For both attack vectors, security researchers and CISA have warned that many entities may not know they’ve been compromised, or even that their enterprise is operating with these vulnerabilities.

As such, CISA previously launched an IOC tool to help detect compromises within the cloud. The latest provided tool is specifically meant for on-prem networks.

By default, CHIRP scans for signs of compromise within an on-prem environment, particularly IOCs associated with the malicious activity around SolarWinds threat activities “that have spilled into an on-premises enterprise environment.”

“CHIRP is a command-line executable with a dynamic plugin and indicator system to search for signs of compromise,” CISA explained. “CHIRP has plugins to search through event logs and registry keys and run YARA rules to scan for signs of APT tactics, techniques, and procedures.” 

“CHIRP also has a YAML file that contains a list of IOCs that CISA associates with the malware and APT activity,” they added.

Enterprises can leverage the tool without cost directly from DHS CISA. Officials said they intend to continuously monitor for new threats and will release IOC packages and plugins for new threats, as available.

At its current version, CHIRP looks for the presence of malware identified by security researchers as TEARDROP and RAINDROP, as well as credential dumping certificate pulls, persistence mechanisms tied to the campaign, and system, network and O365 enumeration.

CHIRP is also able to find known observable indicators of lateral movement.

Administrators are urged to leverage CHIRP to examine Windows registry event logs for evidence of intrusion and artifacts tied to SolarWinds activity, as well as to query Windows network artifacts and to apply YARA rules to detect backdoors, malware, or implants.

Given the demand for backdoor access to healthcare networks doubled in 2020, CHIRP could prove invaluable to entities struggling to keep pace with the current threat landscape.

If any abnormal activity is detected, administrators should review and confirm any post-compromise threat activity. CISA noted that it’s provided confidence scores for each IOC and YARA rule to support response efforts.

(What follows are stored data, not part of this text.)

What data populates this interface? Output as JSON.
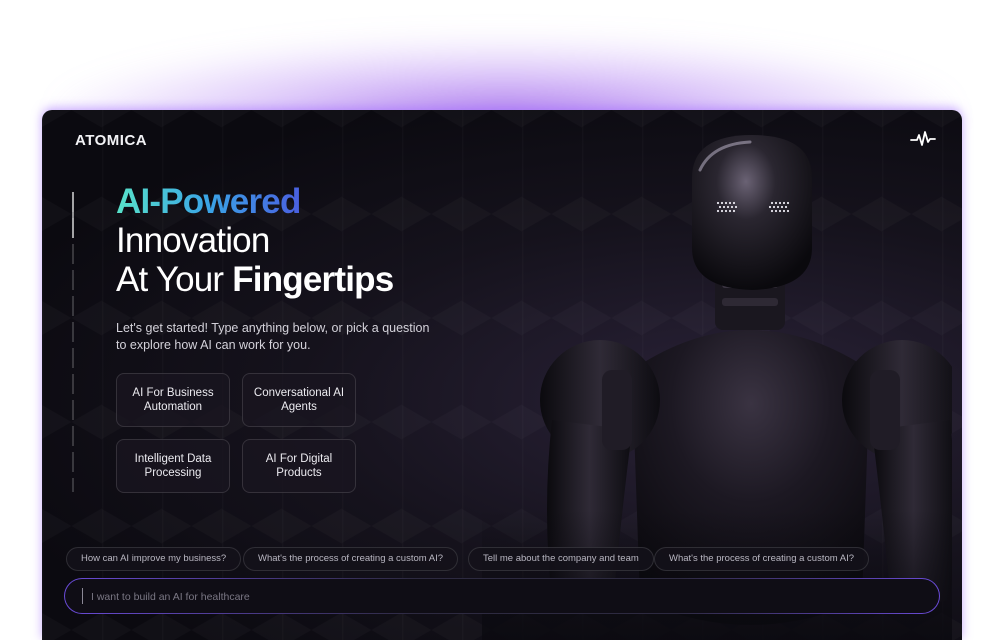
{
  "brand": {
    "name": "ATOMICA",
    "icon": "pulse-icon"
  },
  "hero": {
    "headline_gradient": "AI-Powered",
    "headline_line2": "Innovation",
    "headline_line3_regular": "At Your ",
    "headline_line3_bold": "Fingertips",
    "subtitle_line1": "Let's get started! Type anything below, or pick a question",
    "subtitle_line2": "to explore how AI can work for you."
  },
  "topics": [
    {
      "label": "AI For Business Automation"
    },
    {
      "label": "Conversational AI Agents"
    },
    {
      "label": "Intelligent Data Processing"
    },
    {
      "label": "AI For Digital Products"
    }
  ],
  "suggestions": [
    {
      "label": "How can AI improve my business?"
    },
    {
      "label": "What's the process of creating a custom AI?"
    },
    {
      "label": "Tell me about the company and team"
    },
    {
      "label": "What's the process of creating a custom AI?"
    }
  ],
  "chat": {
    "placeholder": "I want to build an AI for healthcare"
  },
  "colors": {
    "accent_purple": "#8c46e6",
    "gradient_start": "#58e2c9",
    "gradient_end": "#4a5fe0",
    "card_bg": "#0b0a10"
  }
}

When a positive hit is confirmed, leaders are encouraged to collect a forensic image of the relevant system and conduct a forensic analysis.

“If an organization does not have the capability to follow the guidance in this Alert, consider soliciting third-party IT security support,” CISA officials warned. “Note: Responding to confirmed positive hits is essential to evict an adversary from a compromised network.”

The release provides deep-dive insights and provide answers to what will likely be common questions about the tool’s function. All entities are encouraged to leverage the tool to find and eradicate vulnerabilities and threat actors.